El desprecio supone una visión antihistórica: desolidarizarse de los eventos, creer en las significaciones. Rivarol se desolidarizó de la Revolución, es decir, que él no creyó en la fuerza creadora de los eventos en la historia, y que se conformó con las significaciones morales de su tiempo. Era él quien tenía razón: él no fue timado por su actitud antihistórica. Después de la Revolución, el hombre se quedó también funesto y sin esencia como antes. Las consideraciones morales encontradas por Rivarol resguardan siempre su validez, mientras que la fanoménica
revolucionaria concluyó y se extinguió desde hace mucho tiempo (el estandarte de la Revolución de 1789 está, actualmente, deshonrado por los combatientes de otra revolución). Actitud antihistórica: actitud apocalíptica. Los eventos no hacen la historia, la historia no significa el progreso; el mundo va hacia adelante por intermitencia; puede entonces, tener un fin, un final precipitado. Esto es lo que piensan muchas personas actualmente, quizá los más inteligentes de este siglo. Entre los cuales no podemos dejar de mencionar a René Guénon en quien, entre numerosas virtudes, se concentró una formidable capacidad de despreciar, en bloque al mundo moderno. No pienso que haya existido alguien más despreciativo de su época, tan categórico, que el prodigioso René Guénon. Y jamás parece traslucirse, en su desprecio compactado, olímpico, una huella de cólera, una sospecha de irritación, una sombra de melancolía. Es un verdadero maestro. El riesgo del desprecio, “la aventura” a la cual está técnica nos lleva, no puede intimidar una estructura heroica, un hombre amante al mismo tiempo, y tan fuerte en él lo uno como lo otro: la lucha y la soledad. Retirarse del mundo, aislarse con respecto a los eventos- es decir, desolidarizarse de las esencias caducas e infernales de la sociedad-, es una vía admirable para aquellos que ignoran el demonio del combate (porque éste es ascesis), pero él es, de igual manera, amo de sí, perspectiva, espacio, contemplación.

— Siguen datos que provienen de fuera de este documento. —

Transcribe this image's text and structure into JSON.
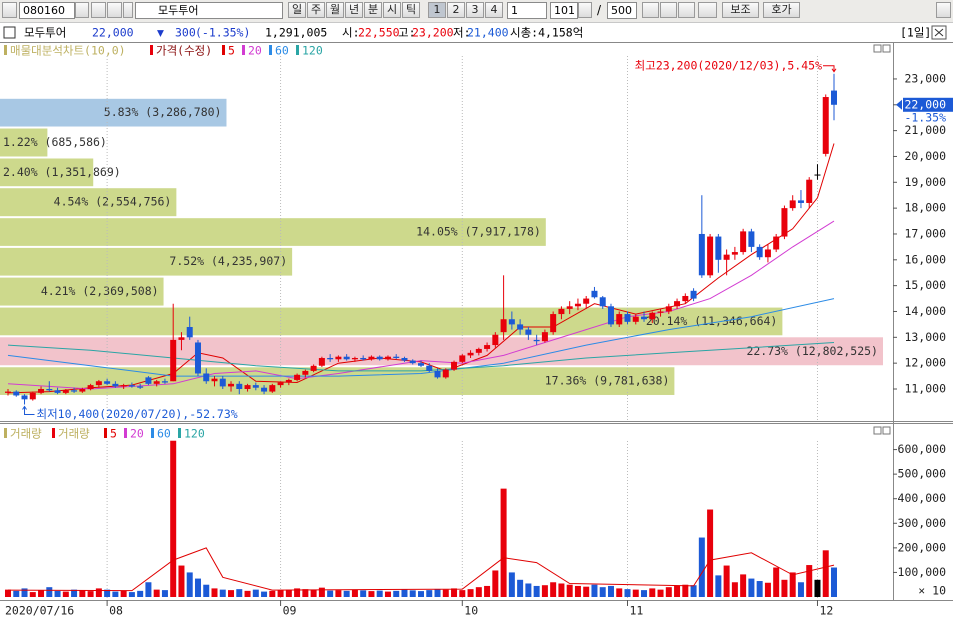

Es sorprendente constatar la frecuencia de las palabras “contemplación” y “sentido” en la obra de Malraux. Hay en sus libros numerosos personajes que sufren porque quisieran hacerse de un criterio de contemplación seguro. Dominado por la sed de sentido de la existencia, Malraux reanima y actualiza la expresión de Montaigne: la condición humana. Resta es sed orgánica de contemplación y de soledad (sed o mejor, destino o suerte) y Malraux (estructura heroica, aristocracia) cultiva la acción. Es por eso que se volcó, fatalmente, hacia la técnica del desprecio, a pesar de que no sea, indudablemente, un antihistórico.